Day 16: Game with the Best Cutscenes
Metal Gear Solid 4

(gonna be spoilers)



Metal Gear Solid 4 had a pretty colossal task ahead of it. It had to put a wrap on the story that had it's roots in an NES game from 1987, continued in a sequel that initially was only released the MSX computer system in Japan and therefore almost nobody played, and then ballooned into something much, much bigger with the three Solid games. MGS2, the previous game in terms of the chronology of events, ended, uh... let's say less than totally clearly. So the challenge was giving the whole opus a satisfying conclusion (note: I have not played Peace Walker on PSP which was released later, and I don't know how much it's story tie into the broader story of the Solid games) over the course of one more game. The game is the densest in a series of very dense games, and the cutscenes are long and numerous. At times, even for someone like me who loves the series, the cutscenes come dangerously close to completely overshadowing the playable part of the game, though to be fair, the flow of gameplay isn't broken up to as much as it was in MGS2 (enter door... cover conversation! walk 10 feet... codec conversation!). Most of the exposition is concentrated in the start of each of the game's five acts.

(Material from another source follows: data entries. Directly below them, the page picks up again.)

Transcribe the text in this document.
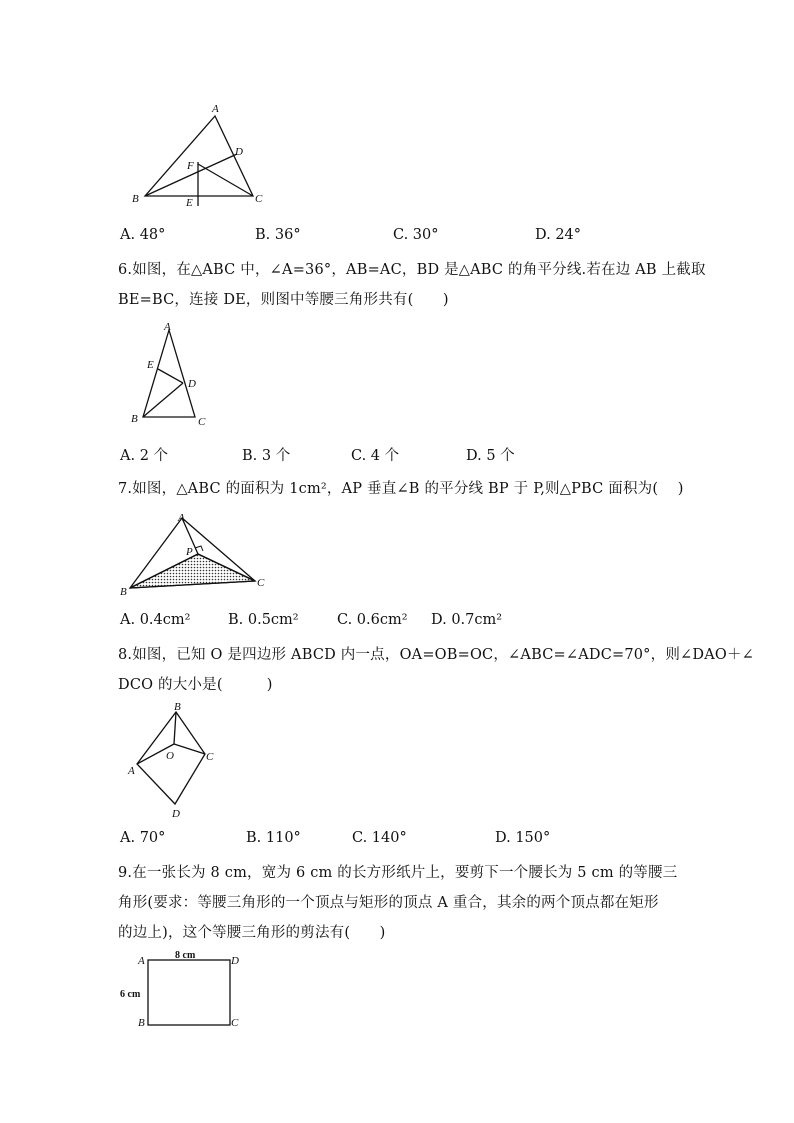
A
B	C
D
F
E
A. 48°	B. 36°	C. 30°	D. 24°
6.如图，在△ABC 中，∠A=36°，AB=AC，BD 是△ABC 的角平分线.若在边 AB 上截取
BE=BC，连接 DE，则图中等腰三角形共有(　　)
A
E
D
B	C
A. 2 个	B. 3 个	C. 4 个	D. 5 个
7.如图，△ABC 的面积为 1cm²，AP 垂直∠B 的平分线 BP 于 P,则△PBC 面积为(　 )
A
P
B
C
A. 0.4cm²	B. 0.5cm²	C. 0.6cm² D. 0.7cm²
8.如图，已知 O 是四边形 ABCD 内一点，OA=OB=OC，∠ABC=∠ADC=70°，则∠DAO＋∠
DCO 的大小是(　　　)
B
O	C
A
D
A. 70°	B. 110°	C. 140°	D. 150°
9.在一张长为 8 cm，宽为 6 cm 的长方形纸片上，要剪下一个腰长为 5 cm 的等腰三
角形(要求：等腰三角形的一个顶点与矩形的顶点 A 重合，其余的两个顶点都在矩形
的边上)，这个等腰三角形的剪法有(　　)
A	D
B	C
8 cm
6 cm
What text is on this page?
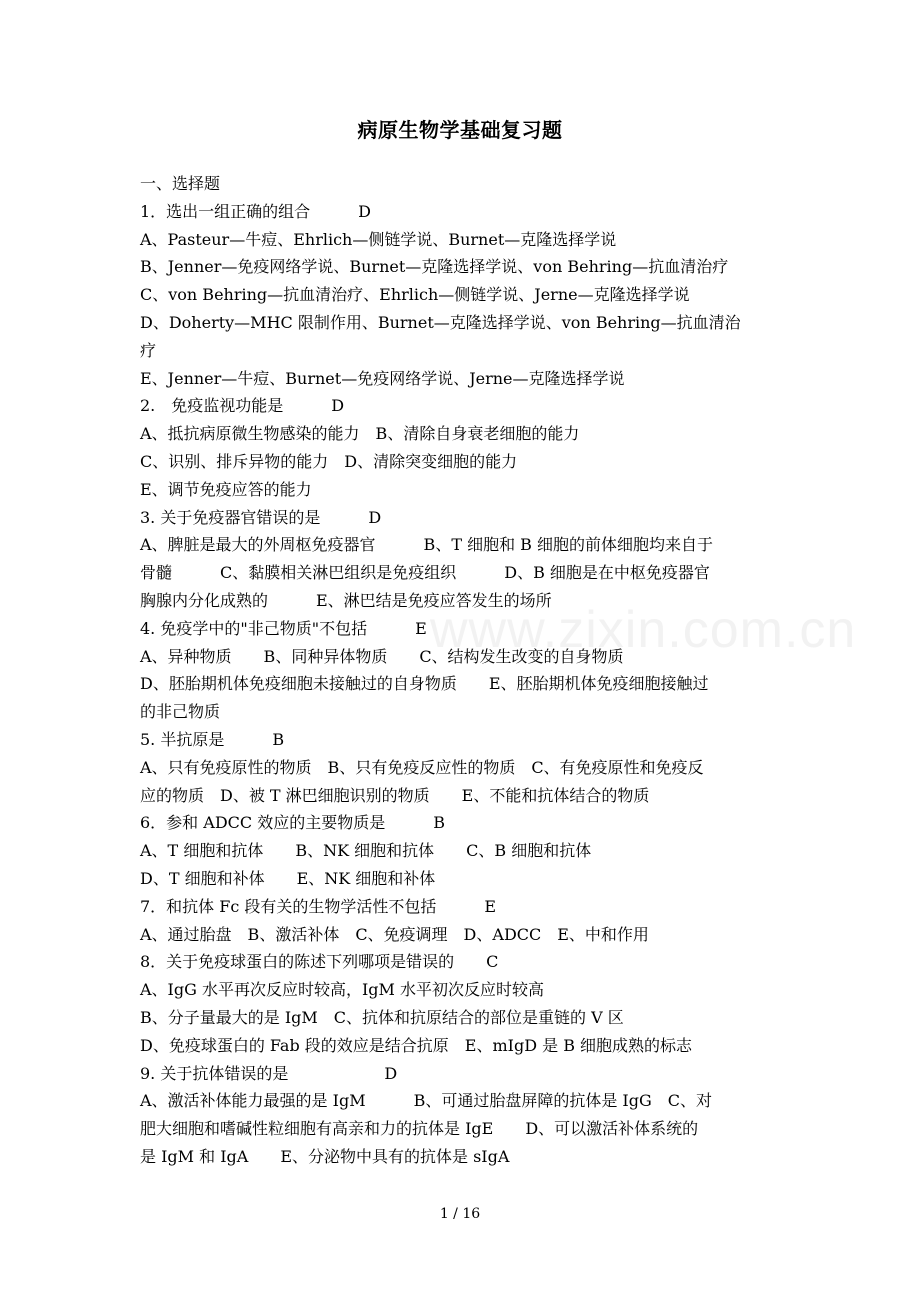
病原生物学基础复习题
www.zixin.com.cn
一、选择题
1．选出一组正确的组合　　　D
A、Pasteur—牛痘、Ehrlich—侧链学说、Burnet—克隆选择学说
B、Jenner—免疫网络学说、Burnet—克隆选择学说、von Behring—抗血清治疗
C、von Behring—抗血清治疗、Ehrlich—侧链学说、Jerne—克隆选择学说
D、Doherty—MHC 限制作用、Burnet—克隆选择学说、von Behring—抗血清治
疗
E、Jenner—牛痘、Burnet—免疫网络学说、Jerne—克隆选择学说
2.　免疫监视功能是　　　D
A、抵抗病原微生物感染的能力　B、清除自身衰老细胞的能力
C、识别、排斥异物的能力　D、清除突变细胞的能力
E、调节免疫应答的能力
3. 关于免疫器官错误的是　　　D
A、脾脏是最大的外周枢免疫器官　　　B、T 细胞和 B 细胞的前体细胞均来自于
骨髓　　　C、黏膜相关淋巴组织是免疫组织　　　D、B 细胞是在中枢免疫器官
胸腺内分化成熟的　　　E、淋巴结是免疫应答发生的场所
4. 免疫学中的"非己物质"不包括　　　E
A、异种物质　　B、同种异体物质　　C、结构发生改变的自身物质
D、胚胎期机体免疫细胞未接触过的自身物质　　E、胚胎期机体免疫细胞接触过
的非己物质
5. 半抗原是　　　B
A、只有免疫原性的物质　B、只有免疫反应性的物质　C、有免疫原性和免疫反
应的物质　D、被 T 淋巴细胞识别的物质　　E、不能和抗体结合的物质
6．参和 ADCC 效应的主要物质是　　　B
A、T 细胞和抗体　　B、NK 细胞和抗体　　C、B 细胞和抗体
D、T 细胞和补体　　E、NK 细胞和补体
7．和抗体 Fc 段有关的生物学活性不包括　　　E
A、通过胎盘　B、激活补体　C、免疫调理　D、ADCC　E、中和作用
8．关于免疫球蛋白的陈述下列哪项是错误的　　C
A、IgG 水平再次反应时较高，IgM 水平初次反应时较高
B、分子量最大的是 IgM　C、抗体和抗原结合的部位是重链的 V 区
D、免疫球蛋白的 Fab 段的效应是结合抗原　E、mIgD 是 B 细胞成熟的标志
9. 关于抗体错误的是　　　　　　D
A、激活补体能力最强的是 IgM　　　B、可通过胎盘屏障的抗体是 IgG　C、对
肥大细胞和嗜碱性粒细胞有高亲和力的抗体是 IgE　　D、可以激活补体系统的
是 IgM 和 IgA　　E、分泌物中具有的抗体是 sIgA
1 / 16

Getting through all the exposition would be brutal if it wasn't made interesting, but it is. David Hayter adds a sort of sorrow and world-weariness to Snake's gravelly, 17-packs-a-day voice, and Snake is developed more and able to have a say in things more instead of just repeating the last word in a codec conversation ("A Hind-D?!") Improving on the hilarious awkwardness of the first MGS, ("Snake, do you believe that love can bloom, even on the battlefield?") Kojima actually writes a human-sounding love subplot with Otacon and Naiomi. And for good measure, there's also some straight-up preposterous but awesome fight scenes like this to break up the talkiness. There are some long, long, monologues that are all over the place in scope and draw upon information from the previous games in the series, but they're made much easier to stay engaged in by some cool visuals. Look at the last half of this cutscence. The game shows you faces of the relevant characters to help explain what the hell is going on, but it doesn't just show you a bunch of faces, it turns the cutscene into it's own little mini-story. When the Boss is brought up, her image is overlayed in a flower pedal pattern, invoking the final fight in MGS3 where you fight her in a field of white flowers and have to reluctantly kill her. Each big exposition scene like this has its own sort of design motif going on.

Metal Gear Solid 4 is the best produced, best acted, and best written game in the series. I actually don't think it has the most entertaining gameplay. It's more constrained than the open jungle setting of Metal Gear Solid 3 and because of that it wasn't quite as fun for me. The cutscenes then, a bigger part of the total game than any game in a series that was already notoriously cut-scene heavy, had to be damn good. They were, and MGS4 ended up being an excellent capstone to a series that represents maybe the most ambitious undertaking in the medium of video games.

Runner-up: Final Fantasy VII



The CG is dated now, but man, that intro is still awesome.